In a second marriage, there are even more complications with possible child support being paid, pension monies going to a prior spouse, and info about the prior divorce contract that should be disclosed. Questions to ask and issue to discuss and navigate through are: How are you going to contribute to the household, pay bills, and a through discussion of spending habits and money personalities. Do you want children? If you have children from a prior marriage, how will you have a blended family? What are your dreams, your hopes? Where do you see yourself as a couple in one year, three years, five years, and ten years?
Not having transparency and honesty causes mistrust, unrealized expectations and can lead to an unhappy and failed marriage. Money issues and lack of communication are often the reasons for divorce.
It is difficult to discuss these issues. If you are holding onto a fairy tale happy ending you may be reluctant to bring up anything that may derail this dream. You can seek a counselor or see a family law attorney to ask the questions you are too afraid to ask or have them take the lead to ask what should be asked. I enjoy counseling couples in this way. I would rather see a couple before they marry rather than later across a table at court. Pre-marital and post-marital coaching is the way to address these concerns and help your marriage.
Perhaps you have lived together or have been together a long time and expect things will just stay as they are. Things change once you are married and legally things really change. It is best to have a conversation about the everyday running of the household, bills, money, savings and to come clean with any “secrets” you may have. Secrets make us sick and they do the same to relationships.

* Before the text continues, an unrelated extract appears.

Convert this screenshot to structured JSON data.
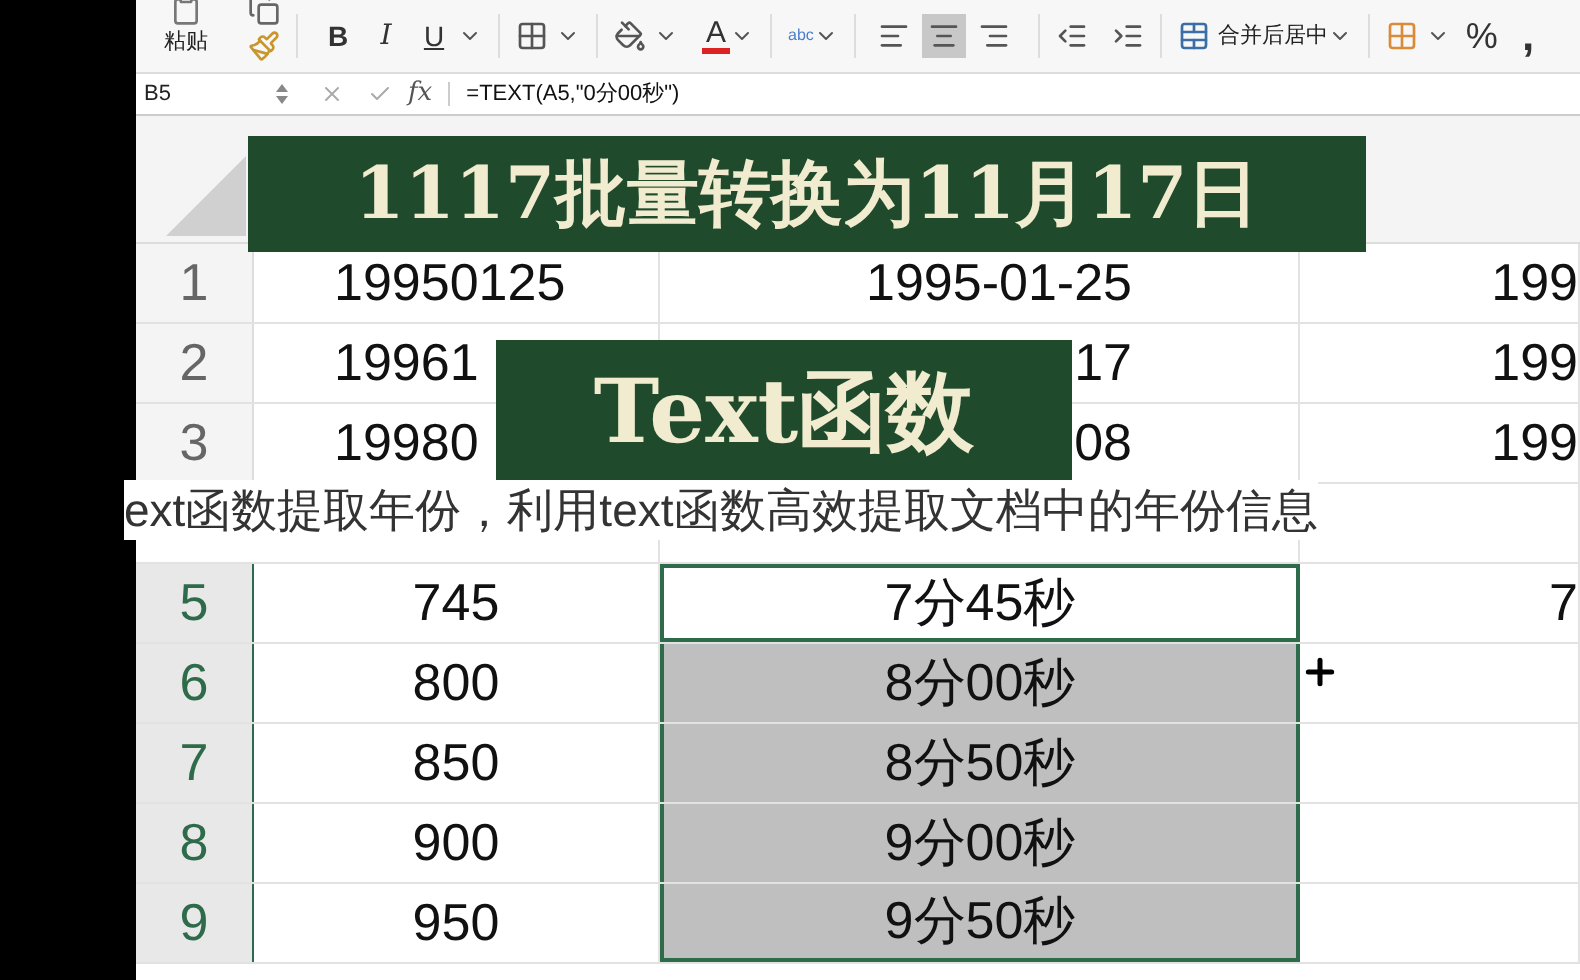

You are entering into an economic partnership as well as an emotional and romantic one. Both you and your spouse could do well to prepare a prenup, or make an informal agreement or as I like to call them, a “love contract.” Ron L. Deal, an expert on blended families wrote a book, “Preparing to Blend”, and he has an entire section about making such agreements. He calls them a togetherness agreement, TA for short. Whatever you call it, it can benefit you and help you have a successful marriage. This agreement may be the most romantic thing that you can ever do for one another.